The fallout from the NYPD no-showing Wednesday’s City Council hearing regarding the department’s controversial Strategic Response Group (SRG) continued to unravel Sunday.
The hearing focused on the role the unit played during the George Floyd protests and saw testimony that called for the unit to be disbanded, citing aggressive and violent responses during the 2020 demonstrations. However, that testimony remained one-sided since NYPD reps did not show up to tell their side of the story, which made lawmakers fume with anger and even threatened to pull funding.
That fury seemingly has not subsided, with Council member Tiffany Cabán penning an enraged message in her email newsletter. Cabán released the email to her constituents on March 5 in which she took the police department to task for failing to appear at City Hall a few days earlier.
“Normally, my colleagues and I work with advocates and directly impacted communities to devise a solid series of specific, detailed questions, and the NYPD offers evasive half-answers. If that’s what we thought would happen Wednesday morning, it turns out we were too optimistic by half. Instead, the NYPD didn’t show up at all,” Cabán wrote. “The topic of the hearing was supposed to be the department’s so-called “Strategic Response Group” (SRG). Initially intended to be a 300-member counter-terrorism unit, the SRG now has over 800 members and engages in all manner of dubious activity, from cracking down on protests to evicting tent cities.”
However, in a sit-down interview NYPD top cop Keechant Sewell said that police reps could not attend the hearing due to having signed a confidentiality agreement, prohibiting the department from speaking on the matter, something she says that City Council had been informed about prior.
“We are involved in mediation in that case, and we signed a confidentiality agreement. So, we would not be able to speak about the facts of that case. We let the City Council know that well in advance. That hearing was rescheduled twice, they went forward with it—which is absolutely their right to do so. We let them know that we would not be able to be present for that. But we did submit written testimony,” Commissioner Sewell said.
When pressed if the department could have spoken about SRG in generalities and not specifics, Sewell stated that law enforcement is not able to speak on the matter whatsoever.
“We are not permitted to talk about any of the aspects of that case during negotiation. But we do look forward to being able to do that in the future when it’s appropriate,” Sewell said.
Cabán disregarded this, calling the exclamation “nonsense” and even a “lie.”

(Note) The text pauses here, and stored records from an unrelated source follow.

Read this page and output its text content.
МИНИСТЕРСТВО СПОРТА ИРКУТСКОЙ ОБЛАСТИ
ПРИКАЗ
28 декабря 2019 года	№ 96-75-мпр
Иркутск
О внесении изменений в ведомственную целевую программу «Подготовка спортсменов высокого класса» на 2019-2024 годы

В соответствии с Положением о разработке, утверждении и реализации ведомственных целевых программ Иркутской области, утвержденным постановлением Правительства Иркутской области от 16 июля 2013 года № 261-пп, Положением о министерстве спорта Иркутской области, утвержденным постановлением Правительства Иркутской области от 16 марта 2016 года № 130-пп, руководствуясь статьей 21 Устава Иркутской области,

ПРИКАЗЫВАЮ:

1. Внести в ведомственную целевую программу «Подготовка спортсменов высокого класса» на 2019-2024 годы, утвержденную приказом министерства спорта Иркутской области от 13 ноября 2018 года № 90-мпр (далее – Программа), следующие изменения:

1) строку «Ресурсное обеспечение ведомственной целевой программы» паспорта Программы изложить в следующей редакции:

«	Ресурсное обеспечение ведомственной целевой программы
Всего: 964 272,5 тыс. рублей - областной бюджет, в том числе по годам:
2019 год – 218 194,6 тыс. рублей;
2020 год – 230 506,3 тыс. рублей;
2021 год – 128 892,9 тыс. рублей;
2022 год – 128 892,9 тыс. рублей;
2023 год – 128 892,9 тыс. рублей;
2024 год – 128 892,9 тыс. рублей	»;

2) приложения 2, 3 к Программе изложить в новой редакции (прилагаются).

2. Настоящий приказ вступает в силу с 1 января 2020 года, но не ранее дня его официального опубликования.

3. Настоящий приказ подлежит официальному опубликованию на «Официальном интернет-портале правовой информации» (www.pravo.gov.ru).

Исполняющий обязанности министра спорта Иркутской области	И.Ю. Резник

“How did they explain their absence? At first, they told us that, on the advice of counsel, they were unable to answer any questions. As a trial attorney, I can tell you, that is complete nonsense. Then their explanation shifted: actually, they said, a judge had imposed a gag order on them. As Hell Gate reported the following day, that too was a flagrant lie,” Cabán wrote.
With the NYPD being ordered to pay out $21,500 individually to some 300 protesters for a June 4, 2020 clash in the Bronx, Cabán accused the police of simply not wanting to be reprimanded in public.
“The department simply didn’t want to face the music,” Cabán wrote.